PATIENT ONLY TAKES MEDICATION REGULARLY WHEN HE IS SUPERVISED ON A LOCKED UNIT WITH AN INVOLUNATARY MEDICATION ORDER
- Patient only takes his medication when he is supervised in a locked setting.
- To achieve this, patient has had three Riese petitions granted as he was noncompliant on his involuntary holds.
- Patient’s symptoms stabilize when he is medicated on the unit and his delusions of persecution and grandeur decrease enough to where he can listen, engage, and work to make changes in how he approaches compliance with outpatient treatment.

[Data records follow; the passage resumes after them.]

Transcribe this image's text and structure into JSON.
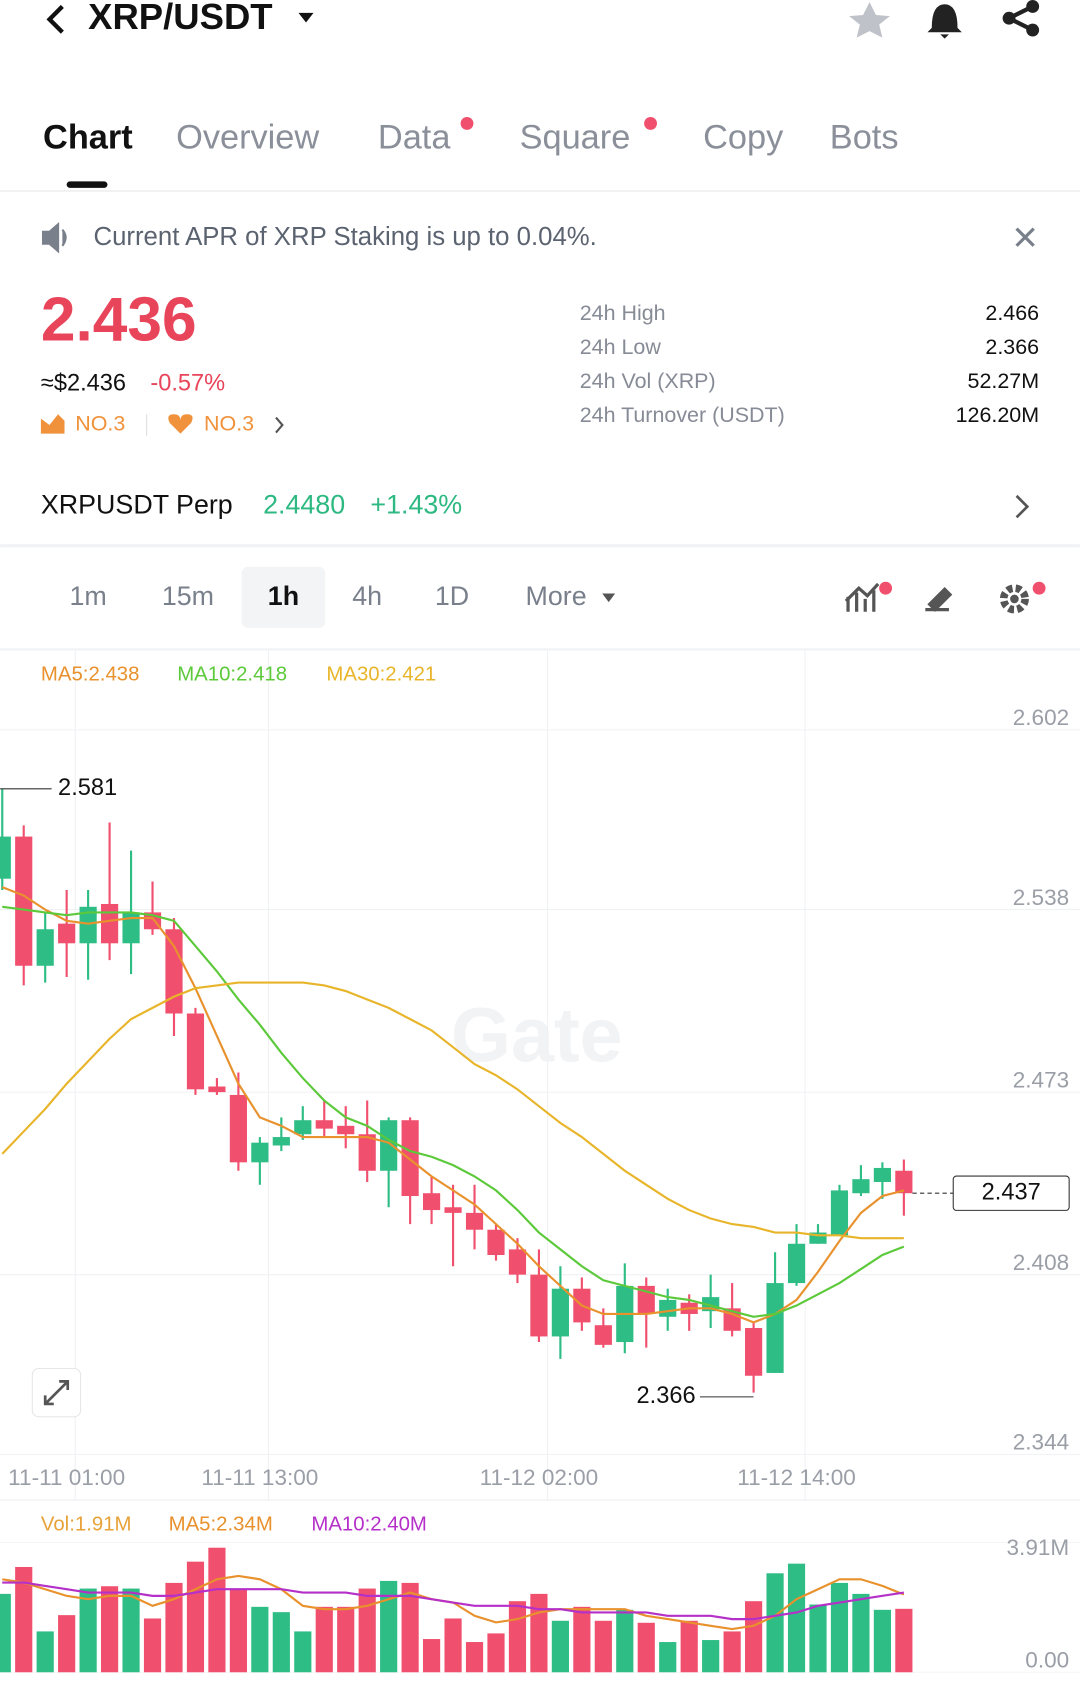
{
  "header": {
    "title": "XRP/USDT"
  },
  "tabs": [
    "Chart",
    "Overview",
    "Data",
    "Square",
    "Copy",
    "Bots"
  ],
  "notice": "Current APR of XRP Staking is up to 0.04%.",
  "price": {
    "last": "2.436",
    "usd": "≈$2.436",
    "change": "-0.57%",
    "rank_trend": "NO.3",
    "rank_fav": "NO.3"
  },
  "stats": [
    {
      "label": "24h High",
      "value": "2.466"
    },
    {
      "label": "24h Low",
      "value": "2.366"
    },
    {
      "label": "24h Vol (XRP)",
      "value": "52.27M"
    },
    {
      "label": "24h Turnover (USDT)",
      "value": "126.20M"
    }
  ],
  "perp": {
    "name": "XRPUSDT Perp",
    "price": "2.4480",
    "change": "+1.43%"
  },
  "intervals": [
    "1m",
    "15m",
    "1h",
    "4h",
    "1D",
    "More"
  ],
  "watermark": "Gate",
  "chart_data": [
    {
      "type": "candlestick",
      "up_color": "#2ebd85",
      "down_color": "#f0506e",
      "categories": [
        null,
        null,
        null,
        "11-11 01:00",
        null,
        null,
        null,
        null,
        null,
        null,
        null,
        null,
        "11-11 13:00",
        null,
        null,
        null,
        null,
        null,
        null,
        null,
        null,
        null,
        null,
        null,
        null,
        "11-12 02:00",
        null,
        null,
        null,
        null,
        null,
        null,
        null,
        null,
        null,
        null,
        null,
        "11-12 14:00",
        null,
        null,
        null,
        null,
        null
      ],
      "open": [
        2.549,
        2.564,
        2.518,
        2.533,
        2.526,
        2.54,
        2.526,
        2.537,
        2.531,
        2.501,
        2.475,
        2.472,
        2.448,
        2.454,
        2.458,
        2.463,
        2.461,
        2.458,
        2.445,
        2.463,
        2.437,
        2.432,
        2.43,
        2.424,
        2.417,
        2.408,
        2.386,
        2.403,
        2.39,
        2.384,
        2.404,
        2.393,
        2.398,
        2.395,
        2.396,
        2.389,
        2.373,
        2.405,
        2.419,
        2.422,
        2.437,
        2.441,
        2.445
      ],
      "high": [
        2.581,
        2.568,
        2.537,
        2.545,
        2.545,
        2.569,
        2.559,
        2.548,
        2.535,
        2.503,
        2.478,
        2.48,
        2.457,
        2.464,
        2.468,
        2.47,
        2.468,
        2.47,
        2.464,
        2.464,
        2.443,
        2.44,
        2.44,
        2.426,
        2.421,
        2.417,
        2.411,
        2.407,
        2.396,
        2.412,
        2.407,
        2.403,
        2.401,
        2.408,
        2.405,
        2.391,
        2.416,
        2.426,
        2.426,
        2.44,
        2.447,
        2.448,
        2.449
      ],
      "low": [
        2.545,
        2.511,
        2.512,
        2.514,
        2.513,
        2.52,
        2.515,
        2.529,
        2.493,
        2.472,
        2.472,
        2.445,
        2.44,
        2.452,
        2.456,
        2.457,
        2.453,
        2.441,
        2.432,
        2.426,
        2.426,
        2.411,
        2.417,
        2.413,
        2.405,
        2.384,
        2.378,
        2.388,
        2.382,
        2.38,
        2.382,
        2.388,
        2.388,
        2.389,
        2.386,
        2.366,
        2.373,
        2.404,
        2.419,
        2.422,
        2.436,
        2.435,
        2.429
      ],
      "close": [
        2.564,
        2.518,
        2.531,
        2.526,
        2.539,
        2.526,
        2.537,
        2.531,
        2.501,
        2.474,
        2.473,
        2.448,
        2.455,
        2.457,
        2.463,
        2.46,
        2.458,
        2.445,
        2.463,
        2.436,
        2.431,
        2.43,
        2.424,
        2.415,
        2.408,
        2.386,
        2.403,
        2.391,
        2.383,
        2.404,
        2.394,
        2.399,
        2.394,
        2.4,
        2.388,
        2.372,
        2.405,
        2.419,
        2.423,
        2.438,
        2.442,
        2.446,
        2.437
      ],
      "series": [
        {
          "name": "MA5:2.438",
          "color": "#e8912d",
          "values": [
            2.546,
            2.543,
            2.538,
            2.534,
            2.533,
            2.534,
            2.535,
            2.535,
            2.525,
            2.51,
            2.493,
            2.476,
            2.464,
            2.461,
            2.457,
            2.457,
            2.457,
            2.457,
            2.455,
            2.449,
            2.443,
            2.438,
            2.433,
            2.426,
            2.419,
            2.411,
            2.404,
            2.397,
            2.394,
            2.394,
            2.394,
            2.395,
            2.396,
            2.396,
            2.394,
            2.391,
            2.394,
            2.399,
            2.409,
            2.42,
            2.43,
            2.436,
            2.438
          ]
        },
        {
          "name": "MA10:2.418",
          "color": "#5cc93a",
          "values": [
            2.539,
            2.538,
            2.537,
            2.536,
            2.537,
            2.537,
            2.537,
            2.536,
            2.534,
            2.525,
            2.516,
            2.506,
            2.497,
            2.487,
            2.478,
            2.47,
            2.464,
            2.461,
            2.456,
            2.452,
            2.45,
            2.447,
            2.443,
            2.438,
            2.431,
            2.423,
            2.417,
            2.411,
            2.406,
            2.404,
            2.402,
            2.4,
            2.399,
            2.397,
            2.395,
            2.393,
            2.394,
            2.397,
            2.401,
            2.405,
            2.41,
            2.415,
            2.418
          ]
        },
        {
          "name": "MA30:2.421",
          "color": "#e8b52a",
          "values": [
            2.451,
            2.459,
            2.467,
            2.476,
            2.484,
            2.492,
            2.499,
            2.503,
            2.507,
            2.51,
            2.511,
            2.512,
            2.512,
            2.512,
            2.512,
            2.511,
            2.509,
            2.506,
            2.503,
            2.499,
            2.495,
            2.489,
            2.483,
            2.479,
            2.474,
            2.468,
            2.462,
            2.457,
            2.451,
            2.445,
            2.44,
            2.435,
            2.431,
            2.428,
            2.426,
            2.425,
            2.423,
            2.423,
            2.422,
            2.422,
            2.421,
            2.421,
            2.421
          ]
        }
      ],
      "ylim": [
        2.344,
        2.602
      ],
      "yticks": [
        2.344,
        2.408,
        2.473,
        2.538,
        2.602
      ],
      "grid": true
    },
    {
      "type": "bar",
      "values": [
        2.36,
        3.17,
        1.23,
        1.72,
        2.52,
        2.59,
        2.52,
        1.62,
        2.69,
        3.33,
        3.75,
        2.52,
        1.97,
        1.81,
        1.23,
        1.97,
        1.97,
        2.52,
        2.75,
        2.69,
        1.0,
        1.62,
        0.91,
        1.17,
        2.14,
        2.36,
        1.55,
        1.97,
        1.55,
        1.88,
        1.49,
        0.91,
        1.55,
        0.97,
        1.23,
        2.14,
        2.98,
        3.27,
        2.04,
        2.69,
        2.36,
        1.88,
        1.91
      ],
      "name": "Vol:1.91M",
      "name_color": "#e8a23a",
      "series": [
        {
          "name": "MA5:2.34M",
          "color": "#e8912d",
          "values": [
            2.8,
            2.7,
            2.5,
            2.3,
            2.2,
            2.3,
            2.3,
            2.0,
            2.2,
            2.5,
            2.8,
            2.9,
            2.8,
            2.5,
            2.0,
            1.9,
            1.9,
            2.0,
            2.2,
            2.4,
            2.2,
            2.1,
            1.7,
            1.5,
            1.6,
            1.8,
            1.9,
            1.9,
            1.9,
            1.9,
            1.7,
            1.6,
            1.5,
            1.4,
            1.3,
            1.4,
            1.7,
            2.2,
            2.5,
            2.8,
            2.8,
            2.6,
            2.34
          ]
        },
        {
          "name": "MA10:2.40M",
          "color": "#b530c9",
          "values": [
            2.7,
            2.7,
            2.6,
            2.5,
            2.4,
            2.4,
            2.4,
            2.3,
            2.3,
            2.4,
            2.5,
            2.5,
            2.5,
            2.5,
            2.4,
            2.4,
            2.4,
            2.3,
            2.3,
            2.3,
            2.2,
            2.1,
            2.0,
            2.0,
            2.0,
            1.9,
            1.9,
            1.8,
            1.8,
            1.8,
            1.8,
            1.7,
            1.7,
            1.7,
            1.6,
            1.6,
            1.7,
            1.8,
            2.0,
            2.1,
            2.2,
            2.3,
            2.4
          ]
        }
      ],
      "ylim": [
        0,
        3.91
      ],
      "yticks": [
        {
          "value": 0,
          "label": "0.00"
        },
        {
          "value": 3.91,
          "label": "3.91M"
        }
      ]
    }
  ]
}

- However any superficial stability is only maintained and achieved through strict observation and involuntary medication orders and rapid decompensation once discharged has been demonstrated through his repeat hospitalizations through the years of ______ and ______.
- Neither patient’s family nor friends can get him to take his medication when not in a locked unit as he will escalate with verbal threats or statements about delusions of persecution making the task of aiding with medication management impossible.
- He will not consent to a long acting injection on the unit thus making lasting stabilization post discharge impossible.